Guerilla Lady: Zunächst einmal möchte ich festhalten, dass ich als Einzelperson nicht für ein ganzes Kollektiv sprechen kann. Das ist ein ganz zentraler Punkt: die Heterogenität des Organisationsteams. Die Beteiligten kommen aus unterschiedlichen Zusammenhängen und haben mitunter auch verschiedene Vorstellungen, wie so ein Projekt konkret funktionieren soll.
dérive: Wie organisiert ihr denn?
G. L.: Prinzipiell arbeiten wir basisdemokratisch im Kollektiv. Es gibt regelmäßig stattfindende Plena, in denen alle wichtigen Entscheidungen diskutiert und getroffen werden. Das Wichtige und zugleich Schwierige daran – finde ich – ist eben diese Heterogenität anzunehmen und fruchtbar zu machen. Das heißt sie nicht aufzulösen und zu homogenisieren, die verschiedenen Ansätze zu vereinheitlichen, sondern diese Vielfältigkeit abzubilden und auch in die Gestaltung des konkreten Festivals einfließen zu lassen.
dérive: Ist das nicht ein sehr mühsamer Weg – kommen dabei auch Entscheidungen zu Stande?
G. L.: Natürlich müssen dabei, um arbeitsfähig zu bleiben, auch Entscheidungen getroffen werden, was oft sehr lange dauert, aber der Diskussionsprozess ist das eigentlich Entscheidende (im doppelten Wortsinn). Auch bei diesen Beschlüssen versuchen wir die Unterschiede in den Meinungen nicht zu nivellieren, sondern eher abzubilden.

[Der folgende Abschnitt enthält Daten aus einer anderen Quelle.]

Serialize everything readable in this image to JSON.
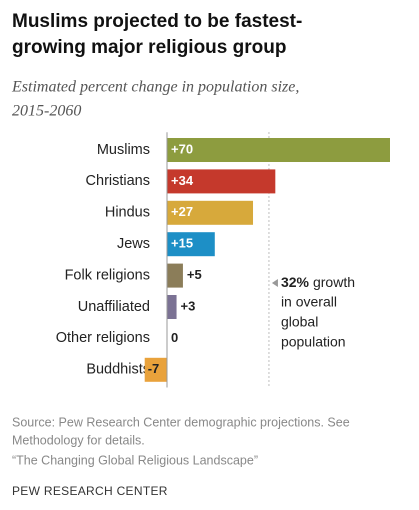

dérive: Wie soll das konkret ausschauen?
G. L.: Ein ganz gutes Beispiel dafür sind unsere Logos. Wir haben nicht ein Logo, sondern neun verschiedene. Das soll einerseits uns als vielgestaltiges Team repräsentieren und andererseits das Konzept der Corporate Identity unterlaufen. Natürlich verlieren wir dadurch viel an Wiedererkennungswert, aber genau darum soll es ja auch gehen: Gängigen – leider auch im kritischen, politisch aktiven Kulturbetrieb gebräuchlichen – Strategien zu widersprechen und zu umgehen, die auf marktorientierte Verwertungspotenziale ausgerichtet sind. Und dazu zählen eben auch Logos, Namen und all das kulturelle und soziale Kapital, das daraus geschlagen werden kann.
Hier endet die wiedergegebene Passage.